Em 1901, a política da Guatemala passou a ser realizada pelas diretrizes estipuladas por três grandes empresas estrangeiras: Standard Oil, United Fruit, International Railways e American Foreign Power tornaram-se donas do país. Portos, meios de comunicação, estradas de ferro, latifúndios e fontes de energia, toda a estrutura nas mãos destas multinacionais. Possuiam alfândega e polícia privada. A Standard Oil, sozinha, controlava quatro milhões e 600 mil hectares, quase a metade do território guatemalteco.

Revolução guatemalteca: uma pausa no projeto liberal
Toda a produção do café e da banana na Guatemala saía dos portos rumo aos Estados Unidos. Uma danosa dependência que levou, no ano de 1929, após a quebra da Bolsa de Nova Iorque, a uma queda vertical dos preços, e uma violenta expulsão de camponeses das terras nas quais trabalhavam. Desemprego tanto no campo como nas cidades causaram seguidas manifestações sociais. Greves nas fábricas e lutas estudantis espalharam-se pelo país.

Para controlar a expansão das reivindicações por melhores condições de vida e pela liberdade de expressão, a elite conservadora coloca no poder o General Jorge Ubico (1932-1944). Como primeiras medidas, o novo ditador assassinou líderes sindicais, estudantis, políticos e diversos professores. Recriminalizou a vadiagem, classificando todos os desempregados como criminosos, logo, legitimando o encarceramento e o uso de violência. No auge da rebelião popular, editou o decreto 2.795 que isentava de responsabilidade criminal os proprietários de fazenda que matassem em prol da “segurança da propriedade privada”.

Os conflitos sociais intensificaram-se a partir de 1940. Em 1944, percebendo sua derrocada, Ubico passa o poder a um triunvirato de generais para formar um governo provisório na tentativa de diminuir e extinguir a luta popular. Mas, mesmo assim, estudantes, professores, operários, civis e dissidentes do exército empunharam armas e iniciaram a Revolução Guatemalteca. Nas primeiras horas do dia 20 de outubro de 1944, Jacob Arbenz, após a tomada de um quartel e o chamamento dos cidadãos a sairem às ruas, declarou a vitória do povo e a instauração de um governo revolucionário. A Junta Revolucionária realizou no mês de novembro daquele ano as primeiras eleições democráricas da história da Guatemala, tornando-se presidente Juan José Arevalo com 98% dos votos.

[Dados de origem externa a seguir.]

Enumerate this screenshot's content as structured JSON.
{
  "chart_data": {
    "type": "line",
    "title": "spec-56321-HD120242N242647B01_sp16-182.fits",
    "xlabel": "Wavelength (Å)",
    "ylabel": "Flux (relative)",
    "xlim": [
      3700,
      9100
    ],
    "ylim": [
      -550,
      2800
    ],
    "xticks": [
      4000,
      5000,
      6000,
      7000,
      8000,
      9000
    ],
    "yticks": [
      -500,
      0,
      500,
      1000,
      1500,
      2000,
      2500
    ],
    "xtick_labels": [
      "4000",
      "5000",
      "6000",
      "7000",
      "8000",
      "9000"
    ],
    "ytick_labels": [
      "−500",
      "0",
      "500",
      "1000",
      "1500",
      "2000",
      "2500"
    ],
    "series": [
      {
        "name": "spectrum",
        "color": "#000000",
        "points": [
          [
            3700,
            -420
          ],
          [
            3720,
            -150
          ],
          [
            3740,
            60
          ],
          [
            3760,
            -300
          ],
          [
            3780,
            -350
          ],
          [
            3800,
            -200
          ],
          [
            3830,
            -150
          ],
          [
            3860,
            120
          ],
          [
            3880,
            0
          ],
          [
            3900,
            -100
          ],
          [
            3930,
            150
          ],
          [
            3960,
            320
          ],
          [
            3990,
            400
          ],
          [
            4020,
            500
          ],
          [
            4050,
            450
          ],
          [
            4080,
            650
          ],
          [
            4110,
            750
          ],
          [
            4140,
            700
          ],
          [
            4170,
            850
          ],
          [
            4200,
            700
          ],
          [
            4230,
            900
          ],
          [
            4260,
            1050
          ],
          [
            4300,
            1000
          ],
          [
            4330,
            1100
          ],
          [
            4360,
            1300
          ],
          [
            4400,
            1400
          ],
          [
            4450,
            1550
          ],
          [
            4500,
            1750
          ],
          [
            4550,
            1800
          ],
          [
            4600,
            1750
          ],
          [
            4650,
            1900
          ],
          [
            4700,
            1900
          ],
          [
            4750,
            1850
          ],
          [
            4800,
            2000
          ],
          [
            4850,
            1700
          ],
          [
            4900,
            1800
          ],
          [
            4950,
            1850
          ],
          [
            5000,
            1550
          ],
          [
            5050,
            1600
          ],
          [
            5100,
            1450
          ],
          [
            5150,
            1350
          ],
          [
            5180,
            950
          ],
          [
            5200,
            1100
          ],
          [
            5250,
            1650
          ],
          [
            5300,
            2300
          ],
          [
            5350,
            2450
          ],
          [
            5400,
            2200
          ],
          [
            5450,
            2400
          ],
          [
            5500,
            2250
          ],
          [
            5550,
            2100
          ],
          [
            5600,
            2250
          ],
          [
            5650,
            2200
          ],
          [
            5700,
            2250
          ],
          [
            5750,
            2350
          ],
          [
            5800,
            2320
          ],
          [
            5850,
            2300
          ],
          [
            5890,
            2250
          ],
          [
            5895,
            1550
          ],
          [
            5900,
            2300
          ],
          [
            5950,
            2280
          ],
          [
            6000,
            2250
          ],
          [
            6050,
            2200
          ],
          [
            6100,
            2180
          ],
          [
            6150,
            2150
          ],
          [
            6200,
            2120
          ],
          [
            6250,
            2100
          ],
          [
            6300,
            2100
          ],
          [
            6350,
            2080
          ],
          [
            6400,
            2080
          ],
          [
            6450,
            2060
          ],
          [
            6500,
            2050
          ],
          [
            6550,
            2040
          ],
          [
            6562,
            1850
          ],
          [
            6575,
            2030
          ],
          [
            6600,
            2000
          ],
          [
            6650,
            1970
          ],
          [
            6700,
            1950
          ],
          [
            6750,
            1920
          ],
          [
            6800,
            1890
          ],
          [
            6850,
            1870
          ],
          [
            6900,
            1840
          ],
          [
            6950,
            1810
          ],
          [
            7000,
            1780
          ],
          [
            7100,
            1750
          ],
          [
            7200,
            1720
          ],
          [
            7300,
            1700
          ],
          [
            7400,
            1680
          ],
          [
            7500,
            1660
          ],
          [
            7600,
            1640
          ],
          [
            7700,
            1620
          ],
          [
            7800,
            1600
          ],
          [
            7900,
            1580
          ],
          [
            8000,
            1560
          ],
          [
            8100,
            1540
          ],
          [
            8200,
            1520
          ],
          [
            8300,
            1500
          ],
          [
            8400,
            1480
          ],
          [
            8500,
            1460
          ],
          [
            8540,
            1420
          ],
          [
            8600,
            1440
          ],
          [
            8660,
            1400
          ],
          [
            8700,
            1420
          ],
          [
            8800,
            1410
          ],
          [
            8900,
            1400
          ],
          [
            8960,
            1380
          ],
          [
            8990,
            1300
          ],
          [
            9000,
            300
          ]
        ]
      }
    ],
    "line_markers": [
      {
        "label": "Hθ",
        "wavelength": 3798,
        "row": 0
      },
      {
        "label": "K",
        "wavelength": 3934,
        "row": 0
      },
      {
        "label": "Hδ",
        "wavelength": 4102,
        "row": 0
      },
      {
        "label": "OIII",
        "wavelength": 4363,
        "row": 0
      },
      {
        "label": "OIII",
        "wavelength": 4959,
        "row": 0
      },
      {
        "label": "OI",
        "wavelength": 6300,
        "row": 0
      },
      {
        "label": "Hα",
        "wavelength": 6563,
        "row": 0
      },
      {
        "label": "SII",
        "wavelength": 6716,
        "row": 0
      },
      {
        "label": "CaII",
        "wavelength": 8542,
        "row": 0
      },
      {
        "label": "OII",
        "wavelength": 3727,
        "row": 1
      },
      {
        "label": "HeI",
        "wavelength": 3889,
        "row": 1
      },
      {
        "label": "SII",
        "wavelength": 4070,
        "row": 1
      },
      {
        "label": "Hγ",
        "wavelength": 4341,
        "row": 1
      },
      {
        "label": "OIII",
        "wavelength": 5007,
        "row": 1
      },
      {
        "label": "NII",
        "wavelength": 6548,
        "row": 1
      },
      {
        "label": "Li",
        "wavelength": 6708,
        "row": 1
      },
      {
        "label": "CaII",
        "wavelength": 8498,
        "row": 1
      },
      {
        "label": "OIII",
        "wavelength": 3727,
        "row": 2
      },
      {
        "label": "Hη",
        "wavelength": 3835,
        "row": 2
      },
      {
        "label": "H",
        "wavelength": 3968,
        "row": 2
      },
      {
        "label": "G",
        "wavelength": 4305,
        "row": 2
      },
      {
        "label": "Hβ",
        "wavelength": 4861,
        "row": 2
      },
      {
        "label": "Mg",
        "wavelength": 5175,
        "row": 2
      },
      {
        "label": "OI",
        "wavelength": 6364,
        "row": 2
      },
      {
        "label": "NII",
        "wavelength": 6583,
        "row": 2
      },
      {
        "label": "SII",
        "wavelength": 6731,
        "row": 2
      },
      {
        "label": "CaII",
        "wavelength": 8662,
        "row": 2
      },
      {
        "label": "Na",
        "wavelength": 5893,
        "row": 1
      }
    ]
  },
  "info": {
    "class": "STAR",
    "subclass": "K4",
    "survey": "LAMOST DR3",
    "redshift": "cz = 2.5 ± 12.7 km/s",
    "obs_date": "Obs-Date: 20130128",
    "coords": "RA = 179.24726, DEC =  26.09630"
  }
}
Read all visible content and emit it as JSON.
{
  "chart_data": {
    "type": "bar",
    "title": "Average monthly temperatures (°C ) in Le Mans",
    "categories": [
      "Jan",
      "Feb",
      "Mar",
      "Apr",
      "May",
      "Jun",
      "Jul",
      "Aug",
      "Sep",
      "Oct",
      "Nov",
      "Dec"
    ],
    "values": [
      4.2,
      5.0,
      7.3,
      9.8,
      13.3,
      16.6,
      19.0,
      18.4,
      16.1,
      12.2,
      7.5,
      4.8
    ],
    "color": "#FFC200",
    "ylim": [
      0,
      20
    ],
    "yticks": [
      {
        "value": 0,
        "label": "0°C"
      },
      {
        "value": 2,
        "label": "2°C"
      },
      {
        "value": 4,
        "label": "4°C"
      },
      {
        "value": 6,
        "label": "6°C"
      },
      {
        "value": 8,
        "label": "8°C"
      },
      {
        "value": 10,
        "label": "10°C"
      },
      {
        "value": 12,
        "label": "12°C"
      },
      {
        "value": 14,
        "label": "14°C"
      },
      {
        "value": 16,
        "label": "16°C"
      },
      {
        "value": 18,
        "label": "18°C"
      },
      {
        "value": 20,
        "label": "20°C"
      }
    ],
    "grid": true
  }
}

Arévalo iniciou um grande projeto educacional e promulgou o Código de Trabalho que garantia direitos aos trabalhadores e limitou o unilateralismo das multinacionais. Em 1951, em seu discurso de passagem de posse ao novo presidente Jacob Arbenz, Arévalo declarou que teve que suportar mais de 32 conspirações de golpes realizadas pela United Fruit Co. Inclusive, no ano de 1950 expulsou o embaixador estadounidense Richard C. Patterson, acusando-o de conspirar contra o governo democrático e declarou-o persona non grata.

Jacob Arbenz em seu mandato realizou uma Reforma Agrária distribuindo terras improdutivas e ociosas. Construiu uma rede de estradas nacionais, hidroelétricas e um porto, acabando assim com um monopólio das transnacionais. O Estado começava a se estruturar, havendo assim capital nacional para realizar os programas sociais necessários.

Arbenz foi eleito durante um período de grandes mudanças em todo o globo. Finalizava-se a Segunda Guerra Mundial, e o mundo encontrava-se bipolarizado. Os Estados Unidos haviam traçado uma linha entre os “livres” e os “comunistas”.

A Revolução Guatemalteca nunca foi uma revolução socialista ou comunista. Foi um levante popular pela soberania nacional. Era um capitalismo limitado por necessidades e direitos sociais.

Mas, pelo simples fato de questionar a usurpação realizada pelos Estados Unidos em sólos guatemaltecos, iniciou-se uma campanha de rotulação de comunistas Arévalo e Arbenz.

Em 1954, liderando a operação “libertadora”, o coronel Castillo Armas, organizou com apoios da CIA, dos latifundiários guatemaltecos e da United Fruit, um ataque à Guatemala com a finalidade de “desfazer um governo comunista que tinha assumido o poder”. Armas assume o poder, e terminam os chamados 10 anos de Primavera.

Guerra civil: 1966-1982
A partir de 1966, foi reintroduzida na Guatemala a política de ferro e fogo. Foram 12 anos de privatização do Estado e devoluções de propriedades perdidas, durante os governos revolucionários, aos finqueiros. Os movimentos de esquerda foram novamente criminalisados. Torturas e assassinatos aos professores, estudantes, índios e campesinos que se organizam por seus direitos tornaram-se legítimos.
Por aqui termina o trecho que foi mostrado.